Richard Wyche (pronounced Whyche) (1554–1621) was a London shipowner, explorer, and merchant.

==Origins==
Richard Wyche was born in 1554 in Davenham, Cheshire. He was the son of Richard Wyche (1525–1594) and Margaret Haughton. He was descended from a Lord Mayor of London in the fifteenth century, Henry Wyche.

==Career as an adventurer==
He was on the first Committee of Directors of the English East India Company, assisted in the formation of the North West Company in 1612, and was among the adventurers of the Muscovy Company.

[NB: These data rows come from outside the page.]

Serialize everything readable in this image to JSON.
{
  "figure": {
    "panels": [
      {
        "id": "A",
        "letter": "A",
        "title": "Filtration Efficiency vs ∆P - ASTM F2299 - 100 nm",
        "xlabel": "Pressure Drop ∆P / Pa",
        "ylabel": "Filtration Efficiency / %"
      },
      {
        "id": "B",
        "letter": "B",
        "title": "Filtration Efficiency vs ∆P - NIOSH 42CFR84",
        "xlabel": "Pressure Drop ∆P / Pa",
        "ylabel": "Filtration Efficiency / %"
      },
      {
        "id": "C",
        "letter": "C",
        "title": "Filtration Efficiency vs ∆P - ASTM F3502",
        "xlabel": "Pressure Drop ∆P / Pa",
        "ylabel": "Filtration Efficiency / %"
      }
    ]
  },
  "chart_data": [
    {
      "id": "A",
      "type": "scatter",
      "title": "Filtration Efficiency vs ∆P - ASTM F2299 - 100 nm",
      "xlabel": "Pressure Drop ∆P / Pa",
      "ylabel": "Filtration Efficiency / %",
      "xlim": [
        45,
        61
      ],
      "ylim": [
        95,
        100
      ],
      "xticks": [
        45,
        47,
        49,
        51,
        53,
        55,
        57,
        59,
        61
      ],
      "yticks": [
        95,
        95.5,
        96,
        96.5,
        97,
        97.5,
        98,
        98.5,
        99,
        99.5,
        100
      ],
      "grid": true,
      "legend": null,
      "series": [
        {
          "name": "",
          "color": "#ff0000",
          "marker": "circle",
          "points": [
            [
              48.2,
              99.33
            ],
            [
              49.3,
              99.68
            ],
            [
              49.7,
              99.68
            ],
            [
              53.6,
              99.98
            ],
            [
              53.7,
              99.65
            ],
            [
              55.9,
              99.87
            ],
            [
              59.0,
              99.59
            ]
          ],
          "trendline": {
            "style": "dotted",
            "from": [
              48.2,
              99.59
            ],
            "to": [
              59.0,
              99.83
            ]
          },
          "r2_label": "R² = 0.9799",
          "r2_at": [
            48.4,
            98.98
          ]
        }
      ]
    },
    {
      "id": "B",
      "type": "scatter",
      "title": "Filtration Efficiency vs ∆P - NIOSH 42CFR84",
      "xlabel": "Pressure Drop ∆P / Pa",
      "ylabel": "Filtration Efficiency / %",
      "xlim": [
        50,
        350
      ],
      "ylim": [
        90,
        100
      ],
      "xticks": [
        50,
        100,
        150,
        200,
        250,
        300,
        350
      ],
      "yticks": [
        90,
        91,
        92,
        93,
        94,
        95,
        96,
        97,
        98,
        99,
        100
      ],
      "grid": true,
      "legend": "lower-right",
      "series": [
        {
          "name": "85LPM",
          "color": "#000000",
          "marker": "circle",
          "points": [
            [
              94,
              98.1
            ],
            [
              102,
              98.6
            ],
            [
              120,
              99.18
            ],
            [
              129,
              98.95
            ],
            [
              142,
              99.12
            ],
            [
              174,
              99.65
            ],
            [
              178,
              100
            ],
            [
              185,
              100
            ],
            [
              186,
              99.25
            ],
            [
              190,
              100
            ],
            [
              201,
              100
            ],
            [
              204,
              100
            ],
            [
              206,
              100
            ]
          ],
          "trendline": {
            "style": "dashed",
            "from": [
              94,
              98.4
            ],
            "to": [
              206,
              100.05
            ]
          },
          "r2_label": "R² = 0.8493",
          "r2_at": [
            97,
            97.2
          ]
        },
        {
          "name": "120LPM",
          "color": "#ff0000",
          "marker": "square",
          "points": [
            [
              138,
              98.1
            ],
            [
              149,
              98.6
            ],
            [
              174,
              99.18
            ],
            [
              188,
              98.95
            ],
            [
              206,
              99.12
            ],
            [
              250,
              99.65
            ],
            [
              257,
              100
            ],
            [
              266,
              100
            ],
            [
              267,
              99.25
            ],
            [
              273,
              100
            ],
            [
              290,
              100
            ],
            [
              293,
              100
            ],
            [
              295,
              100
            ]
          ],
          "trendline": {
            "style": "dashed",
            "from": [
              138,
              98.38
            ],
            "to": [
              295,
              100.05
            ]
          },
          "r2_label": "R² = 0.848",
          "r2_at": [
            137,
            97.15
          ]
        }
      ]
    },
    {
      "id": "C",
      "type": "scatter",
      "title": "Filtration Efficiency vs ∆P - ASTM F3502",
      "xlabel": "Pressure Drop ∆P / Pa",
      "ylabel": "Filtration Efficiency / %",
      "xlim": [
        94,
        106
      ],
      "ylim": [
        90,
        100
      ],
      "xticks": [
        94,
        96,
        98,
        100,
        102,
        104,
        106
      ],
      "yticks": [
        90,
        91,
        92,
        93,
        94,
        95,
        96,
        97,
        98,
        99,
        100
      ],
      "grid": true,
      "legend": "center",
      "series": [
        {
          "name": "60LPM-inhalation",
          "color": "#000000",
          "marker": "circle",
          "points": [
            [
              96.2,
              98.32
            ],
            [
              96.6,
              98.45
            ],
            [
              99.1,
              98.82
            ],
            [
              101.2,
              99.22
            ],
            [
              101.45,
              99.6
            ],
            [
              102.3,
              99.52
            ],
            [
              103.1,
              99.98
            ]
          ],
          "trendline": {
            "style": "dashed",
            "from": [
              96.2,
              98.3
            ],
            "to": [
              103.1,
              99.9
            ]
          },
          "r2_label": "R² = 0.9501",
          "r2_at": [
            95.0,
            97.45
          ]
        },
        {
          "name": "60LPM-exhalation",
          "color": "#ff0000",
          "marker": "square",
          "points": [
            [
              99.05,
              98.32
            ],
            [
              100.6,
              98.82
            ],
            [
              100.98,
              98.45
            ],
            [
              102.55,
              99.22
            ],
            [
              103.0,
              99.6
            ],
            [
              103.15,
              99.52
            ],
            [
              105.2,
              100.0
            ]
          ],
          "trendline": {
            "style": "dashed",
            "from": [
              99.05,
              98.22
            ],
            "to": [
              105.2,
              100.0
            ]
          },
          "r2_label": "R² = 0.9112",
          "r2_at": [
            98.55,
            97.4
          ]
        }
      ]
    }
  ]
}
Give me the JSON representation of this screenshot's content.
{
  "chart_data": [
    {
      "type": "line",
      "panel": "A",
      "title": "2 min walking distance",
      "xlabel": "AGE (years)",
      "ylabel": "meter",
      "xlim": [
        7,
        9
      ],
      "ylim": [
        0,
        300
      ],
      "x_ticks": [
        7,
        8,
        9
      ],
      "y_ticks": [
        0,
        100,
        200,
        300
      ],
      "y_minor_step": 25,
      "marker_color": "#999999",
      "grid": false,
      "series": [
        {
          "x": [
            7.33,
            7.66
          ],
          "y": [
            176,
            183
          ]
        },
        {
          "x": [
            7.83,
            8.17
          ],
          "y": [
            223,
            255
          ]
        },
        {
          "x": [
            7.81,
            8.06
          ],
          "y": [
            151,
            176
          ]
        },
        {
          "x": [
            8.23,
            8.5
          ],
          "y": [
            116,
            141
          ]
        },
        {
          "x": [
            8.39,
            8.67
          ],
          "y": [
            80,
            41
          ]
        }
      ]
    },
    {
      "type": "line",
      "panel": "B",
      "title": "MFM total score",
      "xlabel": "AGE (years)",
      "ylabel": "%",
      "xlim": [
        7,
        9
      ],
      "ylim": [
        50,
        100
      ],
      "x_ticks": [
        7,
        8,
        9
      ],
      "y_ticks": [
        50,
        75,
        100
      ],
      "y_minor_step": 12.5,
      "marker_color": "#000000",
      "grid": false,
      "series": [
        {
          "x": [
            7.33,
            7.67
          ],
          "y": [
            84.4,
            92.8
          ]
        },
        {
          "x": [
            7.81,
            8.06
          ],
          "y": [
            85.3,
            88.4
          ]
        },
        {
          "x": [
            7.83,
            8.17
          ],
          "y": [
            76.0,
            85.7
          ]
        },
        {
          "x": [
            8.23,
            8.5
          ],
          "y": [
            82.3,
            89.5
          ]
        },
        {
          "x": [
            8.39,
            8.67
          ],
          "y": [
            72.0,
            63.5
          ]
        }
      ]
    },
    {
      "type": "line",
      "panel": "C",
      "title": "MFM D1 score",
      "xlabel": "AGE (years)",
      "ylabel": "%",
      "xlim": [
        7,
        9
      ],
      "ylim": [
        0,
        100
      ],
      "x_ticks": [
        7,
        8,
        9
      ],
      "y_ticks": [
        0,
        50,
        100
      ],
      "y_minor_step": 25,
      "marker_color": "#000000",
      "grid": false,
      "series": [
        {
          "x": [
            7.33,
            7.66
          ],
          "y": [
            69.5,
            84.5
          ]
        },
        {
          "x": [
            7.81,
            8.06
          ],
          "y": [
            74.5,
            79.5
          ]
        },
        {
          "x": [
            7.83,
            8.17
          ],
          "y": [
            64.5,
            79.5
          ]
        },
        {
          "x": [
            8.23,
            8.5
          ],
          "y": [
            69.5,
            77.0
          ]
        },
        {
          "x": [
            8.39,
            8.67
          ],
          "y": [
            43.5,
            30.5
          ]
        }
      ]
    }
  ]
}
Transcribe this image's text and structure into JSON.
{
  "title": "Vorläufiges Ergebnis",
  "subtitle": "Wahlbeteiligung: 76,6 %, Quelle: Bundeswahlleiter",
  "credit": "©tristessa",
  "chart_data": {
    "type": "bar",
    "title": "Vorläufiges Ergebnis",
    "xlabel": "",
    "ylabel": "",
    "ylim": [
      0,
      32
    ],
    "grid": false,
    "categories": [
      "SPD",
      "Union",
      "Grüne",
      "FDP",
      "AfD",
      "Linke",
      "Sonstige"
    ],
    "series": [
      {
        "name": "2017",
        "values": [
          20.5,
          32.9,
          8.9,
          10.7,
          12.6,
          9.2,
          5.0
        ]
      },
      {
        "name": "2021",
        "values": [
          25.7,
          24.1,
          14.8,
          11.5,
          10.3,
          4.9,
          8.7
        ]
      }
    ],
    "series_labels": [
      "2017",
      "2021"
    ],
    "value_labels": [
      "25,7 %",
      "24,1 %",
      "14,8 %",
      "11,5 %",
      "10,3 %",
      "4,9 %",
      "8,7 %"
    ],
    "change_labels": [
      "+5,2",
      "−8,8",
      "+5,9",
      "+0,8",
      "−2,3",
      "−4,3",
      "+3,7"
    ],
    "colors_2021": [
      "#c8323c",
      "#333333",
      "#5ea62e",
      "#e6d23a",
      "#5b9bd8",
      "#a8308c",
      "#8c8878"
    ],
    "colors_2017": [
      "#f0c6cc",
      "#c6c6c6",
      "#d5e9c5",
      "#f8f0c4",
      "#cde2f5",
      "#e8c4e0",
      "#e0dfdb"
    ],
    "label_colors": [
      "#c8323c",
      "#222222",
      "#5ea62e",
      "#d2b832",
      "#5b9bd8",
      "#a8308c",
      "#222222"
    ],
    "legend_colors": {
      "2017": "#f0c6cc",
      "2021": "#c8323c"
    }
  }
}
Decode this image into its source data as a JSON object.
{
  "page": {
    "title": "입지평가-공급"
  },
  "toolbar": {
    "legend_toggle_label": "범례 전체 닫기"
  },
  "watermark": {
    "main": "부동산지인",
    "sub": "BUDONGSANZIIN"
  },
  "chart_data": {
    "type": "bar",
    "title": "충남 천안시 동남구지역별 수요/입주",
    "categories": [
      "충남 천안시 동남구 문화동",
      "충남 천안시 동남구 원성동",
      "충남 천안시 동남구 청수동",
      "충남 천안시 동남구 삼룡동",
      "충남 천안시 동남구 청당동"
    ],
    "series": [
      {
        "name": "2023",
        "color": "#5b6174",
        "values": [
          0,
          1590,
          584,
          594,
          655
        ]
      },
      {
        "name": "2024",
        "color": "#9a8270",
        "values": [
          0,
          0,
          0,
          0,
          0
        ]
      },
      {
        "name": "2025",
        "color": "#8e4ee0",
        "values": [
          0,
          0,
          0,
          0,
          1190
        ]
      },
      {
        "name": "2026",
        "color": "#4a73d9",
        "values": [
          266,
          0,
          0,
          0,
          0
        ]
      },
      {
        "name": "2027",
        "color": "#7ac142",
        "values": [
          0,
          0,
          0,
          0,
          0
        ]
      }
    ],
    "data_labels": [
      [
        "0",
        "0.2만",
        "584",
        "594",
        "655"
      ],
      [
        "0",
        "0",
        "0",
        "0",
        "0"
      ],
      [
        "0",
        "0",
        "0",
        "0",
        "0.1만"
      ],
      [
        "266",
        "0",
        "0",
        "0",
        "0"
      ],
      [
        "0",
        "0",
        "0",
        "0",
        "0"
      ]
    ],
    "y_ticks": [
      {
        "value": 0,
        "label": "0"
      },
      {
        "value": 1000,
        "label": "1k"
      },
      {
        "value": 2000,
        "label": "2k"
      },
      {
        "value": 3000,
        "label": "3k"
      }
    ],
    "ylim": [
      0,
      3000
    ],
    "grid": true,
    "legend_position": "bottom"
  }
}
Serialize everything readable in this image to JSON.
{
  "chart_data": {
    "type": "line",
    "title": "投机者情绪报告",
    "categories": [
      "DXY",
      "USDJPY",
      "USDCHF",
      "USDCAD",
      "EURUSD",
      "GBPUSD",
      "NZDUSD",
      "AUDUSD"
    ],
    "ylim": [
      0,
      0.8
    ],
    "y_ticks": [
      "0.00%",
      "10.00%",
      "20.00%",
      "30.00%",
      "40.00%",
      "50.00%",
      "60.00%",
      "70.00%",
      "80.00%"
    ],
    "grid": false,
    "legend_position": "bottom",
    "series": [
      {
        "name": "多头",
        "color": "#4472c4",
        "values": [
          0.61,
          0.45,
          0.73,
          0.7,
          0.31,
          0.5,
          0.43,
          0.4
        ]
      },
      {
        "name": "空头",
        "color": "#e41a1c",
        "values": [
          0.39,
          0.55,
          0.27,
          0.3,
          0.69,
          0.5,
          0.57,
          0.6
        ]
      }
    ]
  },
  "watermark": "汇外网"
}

Wiche Islands or Wiche's Land (discovered and named in 1617, and now erroneously called Kong Karls Land), Wichebukta (on the east coast of Spitsbergen), Wichefjellet (also on the Spitsbergen's east coast), and Wiche Sound (named and discovered in 1614 and now called Liefdefjorden and Woodfjorden) were all named after him.

==Marriage and family==
Richard Wyche, Gentleman and Mercer, married Elizabeth Saltonstall on 18 February 1583/4 at St Dunstan in the East, London She was the daughter of Sir Richard Saltonstall, Member of Parliament and Lord Mayor of London. Elizabeth's first cousin was another Sir Richard Saltonstall, who in 1630 established a settlement in the Massachusetts Bay Colony.

This couple had many children. Nathaniel Wyche lived in India and was President of the East India Company in the late 1650s. Another son was Sir Peter Wyche, Ambassador to Constantinople (Ottoman Empire), who married Jane Meredith. Their children included (the second) Sir Peter Wyche, Sir Cyril Wyche, and Lady Jane Wyche, who married John Granville, 1st Earl of Bath. Sir Peter Wyche was one of the Chancellors of Oxford University, and his sons Sir Cyril and Sir Peter were among the founding members of the British Royal Society. His daughter Jane Wyche Granville was Countess of Bath and Lady of the Bedchamber to Henrietta Maria of France, Queen Consort of King Charles I of England.

Richard died on 20 November 1621 and was buried on 26 November at St Dunstan-in-the-East, London.